Figure 1. Contributions of dendritic cell subsets in the initiation of classical and alternative differentiation pathways for the generation of Th1 and Th2 cells in vivo.

Presented here is our updated view of the Th1/Th2 T effector decision in vivo. In response to an in situ immunological insult, local antigen-presenting dendritic cells acquire Ag and home to the nearest draining lymph node to present Ags. In the case of a pro-Th1 insult, such as a bacterial infection, bacterial Ag-laden dendritic cells can present bacterial Ags to naïve T cells and produce IL-12 in order to help generate bacterial Ag-specific Th1 cells (A). In parallel, some bacterial PAMPs can trigger Ag-laden dendritic cells to produce pro-Th17 cytokines, including IL-1β, IL-6, and TGFβ (B). Bacterial Ag-specific Th17 cells can subsequently respond to IL-12 and/or IL-23 in order to generate T-bet⁺ Th1-like Th17 cells (C) and ex-Th17-Th1-like cells (D) via unclear mechanisms. In contrast to a pro-Th1 insult, allergen exposure or a helminth infection is able to elicit a Th2 Ag-specific T cell response.
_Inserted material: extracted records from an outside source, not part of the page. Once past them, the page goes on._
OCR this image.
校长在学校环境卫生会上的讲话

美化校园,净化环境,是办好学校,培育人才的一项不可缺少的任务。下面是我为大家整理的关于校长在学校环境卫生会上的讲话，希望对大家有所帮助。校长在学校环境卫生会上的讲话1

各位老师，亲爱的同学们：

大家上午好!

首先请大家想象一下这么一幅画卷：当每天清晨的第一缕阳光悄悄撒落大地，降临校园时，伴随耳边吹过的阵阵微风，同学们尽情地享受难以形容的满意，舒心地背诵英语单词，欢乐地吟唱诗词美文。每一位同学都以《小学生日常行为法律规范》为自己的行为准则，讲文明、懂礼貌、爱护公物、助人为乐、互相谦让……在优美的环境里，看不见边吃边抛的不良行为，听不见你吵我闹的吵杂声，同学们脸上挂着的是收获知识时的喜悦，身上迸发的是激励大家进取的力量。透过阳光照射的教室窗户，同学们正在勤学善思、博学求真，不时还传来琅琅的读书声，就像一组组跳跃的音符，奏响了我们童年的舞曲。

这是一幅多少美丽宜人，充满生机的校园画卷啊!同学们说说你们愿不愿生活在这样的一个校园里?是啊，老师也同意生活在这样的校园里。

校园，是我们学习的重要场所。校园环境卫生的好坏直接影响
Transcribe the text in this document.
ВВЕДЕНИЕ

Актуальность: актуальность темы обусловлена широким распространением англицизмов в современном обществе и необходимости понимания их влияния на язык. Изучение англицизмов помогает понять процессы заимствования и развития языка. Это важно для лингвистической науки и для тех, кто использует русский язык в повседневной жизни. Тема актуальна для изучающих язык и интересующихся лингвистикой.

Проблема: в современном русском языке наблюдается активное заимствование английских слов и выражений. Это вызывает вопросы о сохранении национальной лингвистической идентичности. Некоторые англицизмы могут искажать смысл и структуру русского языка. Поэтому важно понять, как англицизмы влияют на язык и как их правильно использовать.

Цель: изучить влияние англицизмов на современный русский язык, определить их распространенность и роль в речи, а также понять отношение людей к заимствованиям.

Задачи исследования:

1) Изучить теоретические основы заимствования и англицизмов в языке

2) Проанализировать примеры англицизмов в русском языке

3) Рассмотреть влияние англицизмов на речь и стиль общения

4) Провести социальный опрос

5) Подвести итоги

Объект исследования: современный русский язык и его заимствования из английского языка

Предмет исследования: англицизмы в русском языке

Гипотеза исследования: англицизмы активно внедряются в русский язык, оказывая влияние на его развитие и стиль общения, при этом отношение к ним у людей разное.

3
In this scenario, helminth- or allergen-Ag-bearing dendritic cells home to the nearest draining lymph node, where they may select for Ag-specific naïve T cells to generate an Ag-specific Th2 cell response (E). In parallel, some helminth- or allergen-Ag-laden dendritic cells may instead help to generate Th17 cells, which may subsequently give rise to GATA3⁺ Th2-like Th17 cells (F) and ex-Th17-Th2-like cells (G). Ag, antigen; cDC, conventional dendritic cell; GM-CSF, granulocyte-macrophage colony-stimulating factor; IFN, interferon; IL, interleukin; PAMP, pathogen-associated molecular pattern; TGFβ, transforming growth factor beta; Th1, type 1 T helper; Th2, type 2 T helper; Th17, interleukin-17-producing T helper; TNF, tumor necrosis factor.